The law also directs the DWR to study the options and feasibility of implementing an automated system that can scan, photograph and provide real-time information about when a boat last entered a Utah waterbody and when the boat was last decontaminated. The study will be presented by Nov. 30, and a pilot program will be launched before May 1, 2021.
This law goes into effect on July 1.
This resolution acknowledges the importance of keeping quagga mussels from spreading from Lake Powell to other Utah waterbodies. The state of Utah has invested millions of dollars and substantial resources in preventing this spread through watercraft inspection and decontamination efforts, staff training, law enforcement checkpoints, and biological monitoring efforts.
The resolution urges continued cooperation and support by the federal government — in particular the National Park Service — to help prevent the spread of invasive quagga mussels at Lake Powell by allocating funds, dedicating staff time to containing quagga mussels, and improving the inspection and decontamination processes for watercraft.
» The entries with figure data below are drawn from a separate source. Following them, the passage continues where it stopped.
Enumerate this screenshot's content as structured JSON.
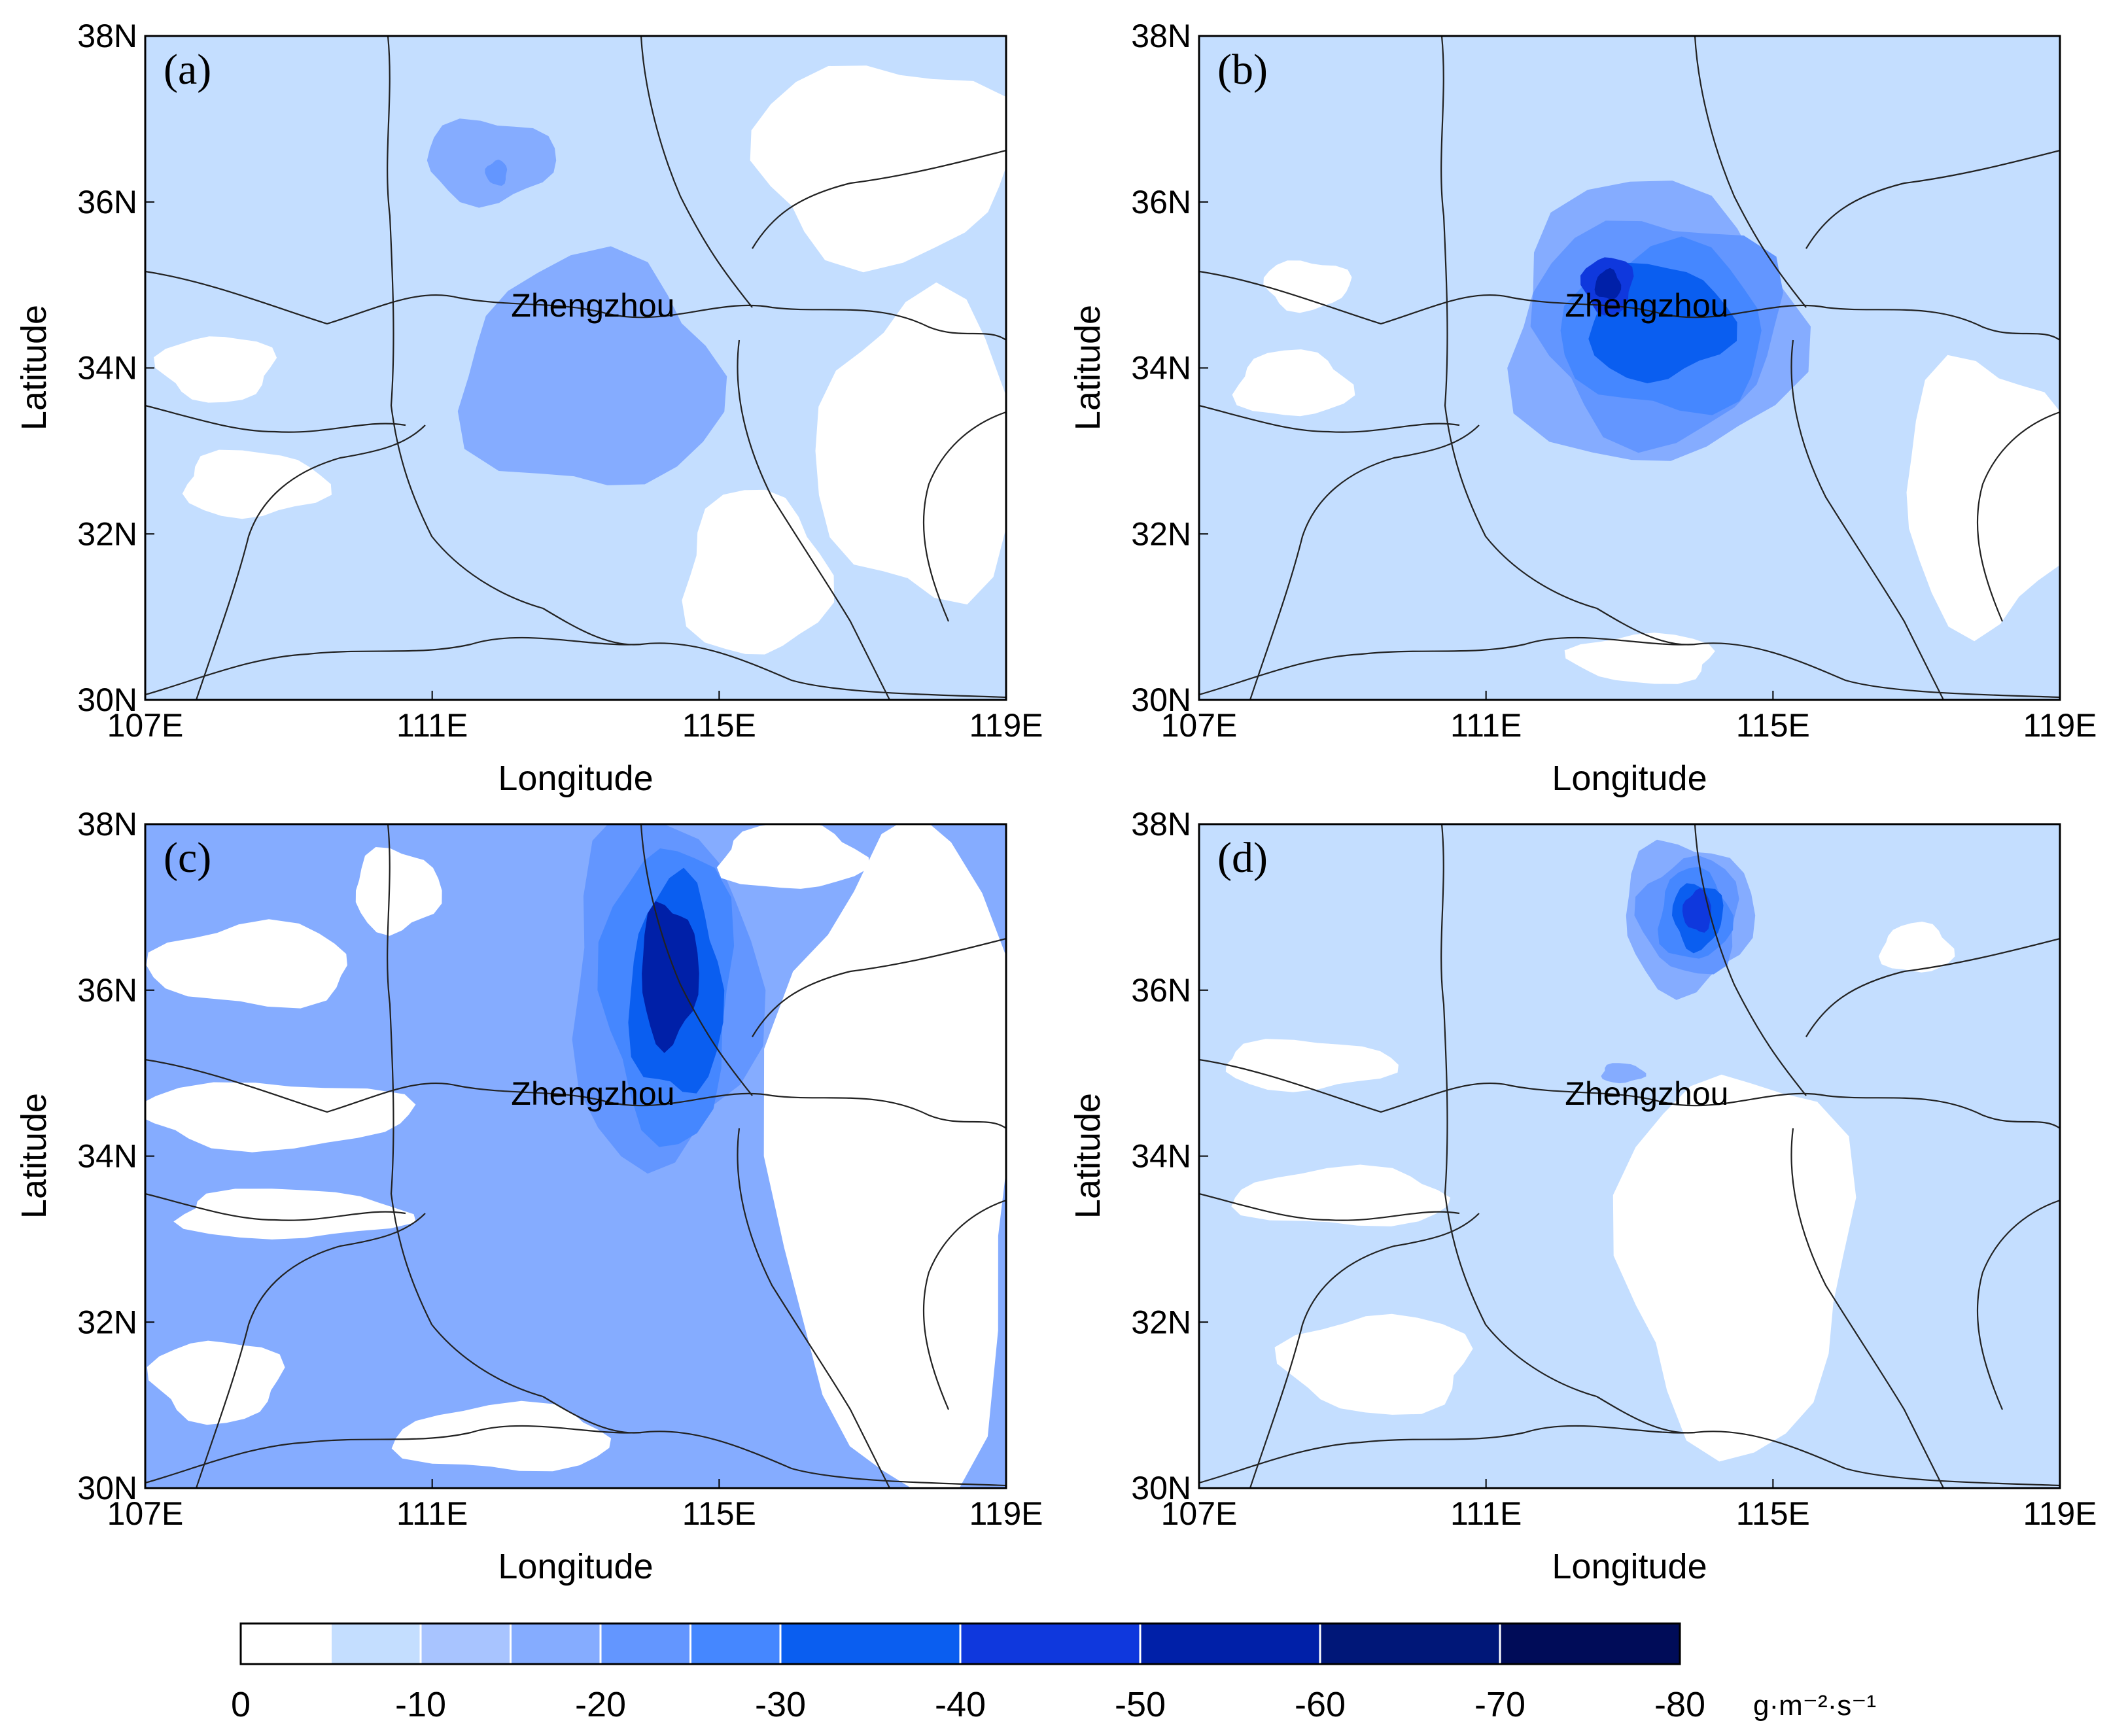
{
  "figure": {
    "axes": {
      "x_ticks": [
        "107E",
        "111E",
        "115E",
        "119E"
      ],
      "y_ticks": [
        "30N",
        "32N",
        "34N",
        "36N",
        "38N"
      ],
      "x_title": "Longitude",
      "y_title": "Latitude",
      "lon_range": [
        107,
        119
      ],
      "lat_range": [
        30,
        38
      ]
    },
    "city": {
      "name": "Zhengzhou",
      "lon": 113.65,
      "lat": 34.76
    },
    "panels": [
      {
        "label": "(a)",
        "background_level": 1,
        "features": [
          {
            "lon": 113.2,
            "lat": 33.9,
            "rx": 1.8,
            "ry": 1.4,
            "level": 3
          },
          {
            "lon": 111.8,
            "lat": 36.5,
            "rx": 0.9,
            "ry": 0.5,
            "level": 3
          },
          {
            "lon": 111.9,
            "lat": 36.35,
            "rx": 0.15,
            "ry": 0.15,
            "level": 4
          },
          {
            "lon": 115.5,
            "lat": 31.5,
            "rx": 1.0,
            "ry": 1.0,
            "level": 0
          },
          {
            "lon": 117.3,
            "lat": 36.5,
            "rx": 1.8,
            "ry": 1.2,
            "level": 0
          },
          {
            "lon": 117.8,
            "lat": 33.0,
            "rx": 1.4,
            "ry": 1.8,
            "level": 0
          },
          {
            "lon": 108.5,
            "lat": 32.6,
            "rx": 1.0,
            "ry": 0.4,
            "level": 0
          },
          {
            "lon": 108.0,
            "lat": 34.0,
            "rx": 0.8,
            "ry": 0.4,
            "level": 0
          }
        ]
      },
      {
        "label": "(b)",
        "background_level": 1,
        "features": [
          {
            "lon": 113.3,
            "lat": 34.5,
            "rx": 2.0,
            "ry": 1.7,
            "level": 3
          },
          {
            "lon": 113.4,
            "lat": 34.5,
            "rx": 1.7,
            "ry": 1.35,
            "level": 4
          },
          {
            "lon": 113.5,
            "lat": 34.45,
            "rx": 1.4,
            "ry": 1.0,
            "level": 5
          },
          {
            "lon": 113.4,
            "lat": 34.55,
            "rx": 1.0,
            "ry": 0.7,
            "level": 6
          },
          {
            "lon": 112.7,
            "lat": 35.0,
            "rx": 0.35,
            "ry": 0.35,
            "level": 7
          },
          {
            "lon": 112.7,
            "lat": 35.0,
            "rx": 0.18,
            "ry": 0.18,
            "level": 8
          },
          {
            "lon": 118.0,
            "lat": 32.5,
            "rx": 1.2,
            "ry": 1.6,
            "level": 0
          },
          {
            "lon": 113.2,
            "lat": 30.5,
            "rx": 1.0,
            "ry": 0.3,
            "level": 0
          },
          {
            "lon": 108.3,
            "lat": 33.8,
            "rx": 0.8,
            "ry": 0.4,
            "level": 0
          },
          {
            "lon": 108.5,
            "lat": 35.0,
            "rx": 0.6,
            "ry": 0.3,
            "level": 0
          }
        ]
      },
      {
        "label": "(c)",
        "background_level": 3,
        "features": [
          {
            "lon": 114.2,
            "lat": 36.0,
            "rx": 1.3,
            "ry": 2.1,
            "level": 4
          },
          {
            "lon": 114.3,
            "lat": 36.0,
            "rx": 0.9,
            "ry": 1.8,
            "level": 5
          },
          {
            "lon": 114.4,
            "lat": 36.0,
            "rx": 0.65,
            "ry": 1.3,
            "level": 6
          },
          {
            "lon": 114.3,
            "lat": 36.2,
            "rx": 0.4,
            "ry": 0.85,
            "level": 8
          },
          {
            "lon": 117.5,
            "lat": 34.0,
            "rx": 1.7,
            "ry": 4.0,
            "level": 0
          },
          {
            "lon": 116.0,
            "lat": 37.6,
            "rx": 1.0,
            "ry": 0.4,
            "level": 0
          },
          {
            "lon": 108.8,
            "lat": 34.5,
            "rx": 1.9,
            "ry": 0.4,
            "level": 0
          },
          {
            "lon": 108.5,
            "lat": 36.3,
            "rx": 1.4,
            "ry": 0.5,
            "level": 0
          },
          {
            "lon": 109.0,
            "lat": 33.3,
            "rx": 1.6,
            "ry": 0.3,
            "level": 0
          },
          {
            "lon": 108.0,
            "lat": 31.3,
            "rx": 0.9,
            "ry": 0.5,
            "level": 0
          },
          {
            "lon": 112.0,
            "lat": 30.6,
            "rx": 1.5,
            "ry": 0.4,
            "level": 0
          },
          {
            "lon": 110.5,
            "lat": 37.2,
            "rx": 0.6,
            "ry": 0.5,
            "level": 0
          }
        ]
      },
      {
        "label": "(d)",
        "background_level": 1,
        "features": [
          {
            "lon": 113.8,
            "lat": 36.9,
            "rx": 0.9,
            "ry": 0.9,
            "level": 3
          },
          {
            "lon": 113.85,
            "lat": 36.9,
            "rx": 0.7,
            "ry": 0.7,
            "level": 4
          },
          {
            "lon": 113.9,
            "lat": 36.9,
            "rx": 0.5,
            "ry": 0.55,
            "level": 5
          },
          {
            "lon": 113.95,
            "lat": 36.9,
            "rx": 0.35,
            "ry": 0.4,
            "level": 6
          },
          {
            "lon": 113.95,
            "lat": 36.95,
            "rx": 0.2,
            "ry": 0.25,
            "level": 7
          },
          {
            "lon": 112.9,
            "lat": 35.0,
            "rx": 0.3,
            "ry": 0.12,
            "level": 3
          },
          {
            "lon": 114.5,
            "lat": 32.8,
            "rx": 1.6,
            "ry": 2.3,
            "level": 0
          },
          {
            "lon": 109.0,
            "lat": 33.5,
            "rx": 1.5,
            "ry": 0.35,
            "level": 0
          },
          {
            "lon": 108.5,
            "lat": 35.1,
            "rx": 1.2,
            "ry": 0.3,
            "level": 0
          },
          {
            "lon": 109.5,
            "lat": 31.5,
            "rx": 1.3,
            "ry": 0.6,
            "level": 0
          },
          {
            "lon": 117.0,
            "lat": 36.5,
            "rx": 0.5,
            "ry": 0.3,
            "level": 0
          }
        ]
      }
    ],
    "colorbar": {
      "labels": [
        "0",
        "-10",
        "-20",
        "-30",
        "-40",
        "-50",
        "-60",
        "-70",
        "-80"
      ],
      "unit": "g·m⁻²·s⁻¹",
      "colors": [
        "#ffffff",
        "#c4deff",
        "#a8c4ff",
        "#85acff",
        "#6396ff",
        "#4587ff",
        "#0a5ef0",
        "#0f38dd",
        "#0020a8",
        "#001778",
        "#000c58",
        "#00052a"
      ],
      "boundaries": [
        0,
        -5,
        -10,
        -15,
        -20,
        -25,
        -30,
        -40,
        -50,
        -60,
        -70,
        -80
      ]
    }
  }
}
This law authorizes the DWR director to take immediate action (under certain conditions) when a big game population is under the established herd-size objective for a management unit.
As a result of the new legislation, DWR biologists will draft management strategies to decrease the number of specific predator species in certain parts of the state, if deemed necessary. The predator species that prey on big game populations, such as deer and elk, include cougars, bears and coyotes.
New data from GPS collars helps DWR biologists determine the cause of death for many species. When biologists determine that predators are preventing the growth of big game populations, when big game populations are below their management objectives, or when several other conditions exist, the predator-management strategies will be implemented.
"Predator control may allow a suppressed, low-density deer population to increase," DWR Game Mammals Coordinator Darren DeBloois said. "These predator-management strategies will only be considered when bighorn sheep populations are under 90% of their management objectives and/or have fewer than 125 individuals in a herd, when a deer population is being suppressed by predators, and when large population declines for big game occur or are anticipated."
This resolution acknowledges the importance of wildlife migration corridors and promotes increasing wildlife and motorist safety in these areas. From 1992 to 2005, the Utah Highway Patrol reported to the Utah Department of Transportation that there were 30,500 wildlife-vehicle collisions, most of which involved deer, elk and moose. There were over 2,000 reported injuries and 18 reported deaths due to wildlife-vehicle collisions. States, including Utah, that have implemented wildlife crossings on roadways have seen a 40–90% decrease in wildlife-vehicle collisions.
The resolution encourages the DWR and other partners to continue identifying wildlife migration corridors and forming plans to protect and enhance the areas, including the continued installation of wildlife crossings. The resolution also encourages state and local governments to adopt policies to protect and restore fish and wildlife connectivity and migration corridors and to promote road safety.
This law created a fund, the Utah Natural Resources Legacy Fund, to help support non-game wildlife species in the state by providing funding for research, monitoring and management actions to reduce the likelihood of future species listings under the Endangered Species Act.
Part of the fund will also go toward preserving open spaces, addressing and mitigating impacts on wildlife habitat, and providing perpetual land and water access for hunting, fishing or trapping.
This law goes into effect July 1.
"We are confident that these bills, among others, will help us in our mission to effectively manage Utah's wildlife," DWR Director Mike Fowlks said.